How Do You Protect Your Database?

I have a webform on my site. It allows people to submit information to my database. At the moment, the webform has no protection.

What kind of security measures should I have in place to protect my database?

Are bad bots the only risk these days?

I use mysql_real_escape_string($_POST['']) to escape special characters, and I use trim($string) to trim whitespace from the beginning and end of every string. Should I be using any other PHP functions to protect my database?

Any advice will be much appreciated.

Hi,
You can check if the input is a string or number.

Regards.

Hello I provide database with full details: name, email, phone, country, Majority are forex datas. Please contact if someone is interested in buying.

Take your time and read this one: http://simon.net.nz/articles/protecting-mysql-sql-injection-attacks-using-php/

SafeNet ProtectDB software delivers powerful database encryption and database protection for the sensitive corporate and customer information stored in databases in the data center and the cloud.
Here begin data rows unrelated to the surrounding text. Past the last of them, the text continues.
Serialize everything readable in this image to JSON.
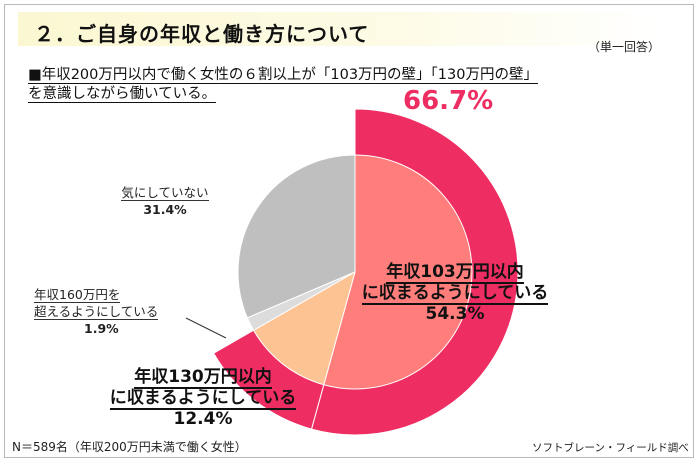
{
  "header": {
    "title": "２．ご自身の年収と働き方について",
    "answer_type": "（単一回答）"
  },
  "headline": {
    "line1": "■年収200万円以内で働く女性の６割以上が「103万円の壁」「130万円の壁」",
    "line2": "を意識しながら働いている。"
  },
  "highlight": {
    "value": "66.7%",
    "color": "#ee2e62"
  },
  "chart_data": {
    "type": "pie",
    "slices": [
      {
        "label": "年収103万円以内に収まるようにしている",
        "line1": "年収103万円以内",
        "line2": "に収まるようにしている",
        "value": 54.3,
        "value_label": "54.3%",
        "inner_color": "#ff7e7c"
      },
      {
        "label": "年収130万円以内に収まるようにしている",
        "line1": "年収130万円以内",
        "line2": "に収まるようにしている",
        "value": 12.4,
        "value_label": "12.4%",
        "inner_color": "#fec393"
      },
      {
        "label": "年収160万円を超えるようにしている",
        "line1": "年収160万円を",
        "line2": "超えるようにしている",
        "value": 1.9,
        "value_label": "1.9%",
        "inner_color": "#dcdcdc"
      },
      {
        "label": "気にしていない",
        "line1": "気にしていない",
        "line2": "",
        "value": 31.4,
        "value_label": "31.4%",
        "inner_color": "#bfbfbf"
      }
    ],
    "highlight_ring": {
      "covers": [
        "年収103万円以内に収まるようにしている",
        "年収130万円以内に収まるようにしている"
      ],
      "total": 66.7,
      "color": "#ee2e62"
    }
  },
  "footer": {
    "note": "N＝589名（年収200万円未満で働く女性）",
    "source": "ソフトブレーン・フィールド調べ"
  }
}
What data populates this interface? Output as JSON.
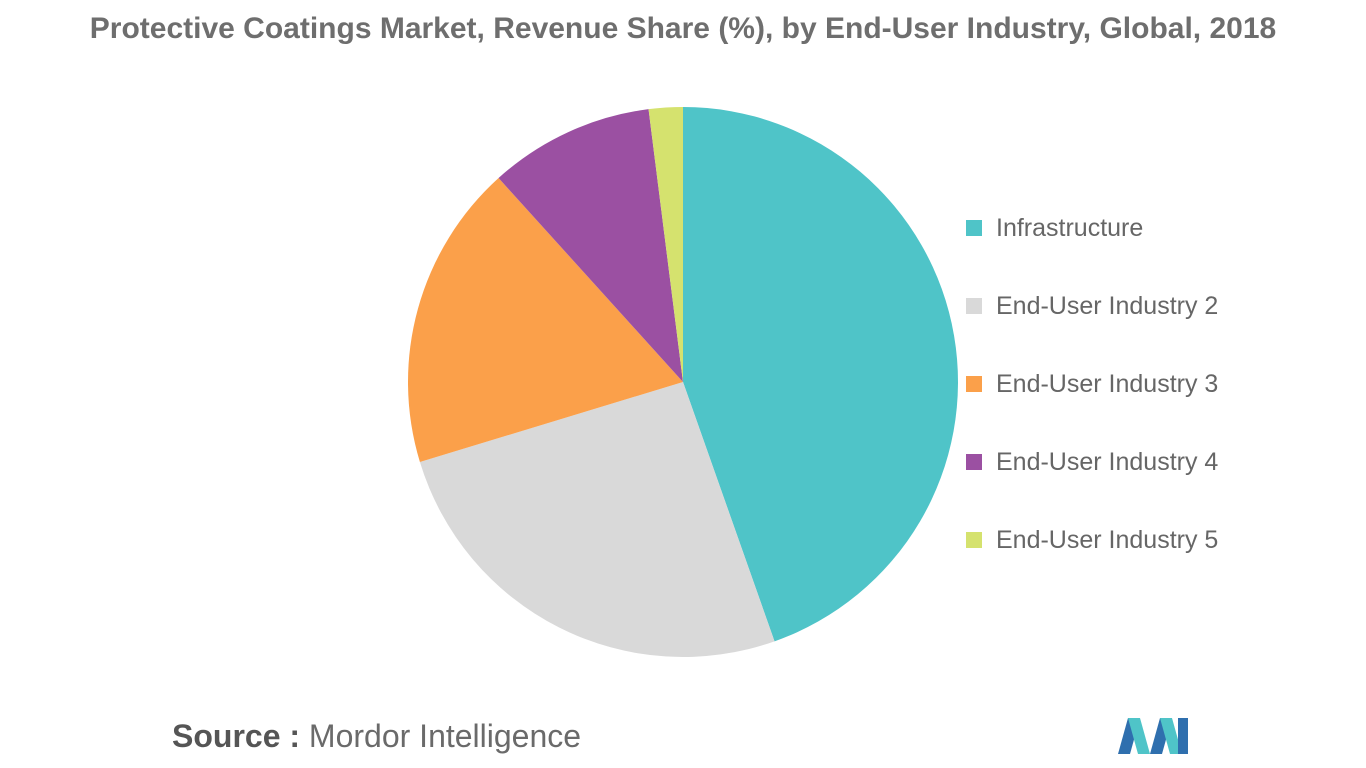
{
  "chart_data": {
    "type": "pie",
    "title": "Protective Coatings Market, Revenue Share (%), by End-User Industry, Global, 2018",
    "categories": [
      "Infrastructure",
      "End-User Industry 2",
      "End-User Industry 3",
      "End-User Industry 4",
      "End-User Industry 5"
    ],
    "values": [
      44.6,
      25.7,
      18.0,
      9.7,
      2.0
    ],
    "colors": [
      "#4fc4c8",
      "#d9d9d9",
      "#fba04a",
      "#9b50a2",
      "#d5e26e"
    ],
    "legend_position": "right"
  },
  "source": {
    "label": "Source :",
    "value": "Mordor Intelligence"
  },
  "logo": {
    "icon": "mordor-intelligence-logo",
    "colors": [
      "#2f6fae",
      "#4fc4c8"
    ]
  }
}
With ProtectDB, organizations have the flexibility to encrypt data at multiple levels and during multiple processes. Centralized key management provided with the integrated SafeNet DataSecure solution helps tighten security and simplifies the encryption of data in virtually any number of databases across heterogeneous environments often found in data centers or virtualized environments. Working together, ProtectDB with DataSecure help organizations attain the highest level of security available in a commercial database encryption solution.

There is no such thing as 100% protection.
The best thing you could do is to take a "REGULAR BACKUP" of your database.
If you can do it everyday, then thats good.
So if everything goes wrong. you can just recover it back.

Prevent SQL injections and install recaptcha or similar..

And how do you think reCaptcha will help him to secure database ?

there's softwares that hackes dozens of websites automatically..at least they won't overload the db engin with thousand of useless queries when the captha is on.

Take a look at this also:
http://php.net/manual/en/mysqli.quickstart.prepared-statements.php

first check what is typing, when remove all special characters.

I believe mysql_real_escape_string($_POST['']) takes care of most of that

for input when enter text i use this

PHP:

1. preg_replace("/[^a-zA-Z0-9]/","",$_POST['text']);

for number which is integer use this

Code (Text):

1. (int)$_POST['number']

. is a lot of way how to build safe website, use google.

First way to protect your db is to get rid of mysql_ and start using mysqli_ or preferably PDO. With proper, prepared statements.

And of course, sanitize, sanitize, sanitize. Never trust anything a user inputs.

This is not enough. Use papered statements and parametrized queries.

Hey coolrohit222002,

I agree with you, Backup is most impotent when you are working on database so take day by day backup of your database and make it safe because in any case, if your database or data are removed that time your old backup will help you to recover it so as per coolrohit222002, Take "REGULAR BACKUP" of your database and make it safe yourself work.

A good Backup procedure is of course important. I tend to set up a cron job, which can often be done in a web hosting control panel, such as Plesk. Cron is often referred to as "Scheduled Tasks". With cron you can run a mysql_dump on the database, e,g, every hour or 12 hours - the frequency is up to you.

In the same way, it's also possible to get the web server to run a php script to email the backup to you. I get this emailed to my gmail account, and then I use a filter to automatically place the emailed, zipped, backup in a folder within Gmail. Since Gmail gives me 30GB space, it takes a long time to fill up!

Preventing SQL Injection: The important thing to remember is to filter all of the data inputted by the user. So for example, some typical fields you'd want to make sure you filter are:

$_GET['email']
$_GET['firstname']
$_GET['message'] (or their $_POST equivalents)

Here's some PHP code for validating a submitted field:

$message_filtered = filter_var($_GET['message'], FILTER_SANITIZE_STRING);

Filtering will also help prevent Cross-site-scripting XSS threats. Check out this page for more in-depth information about the filtering functions available within PHP:

http://www.w3schools.com/php/filter_sanitize_string.asp

Let me know if I can be of further help.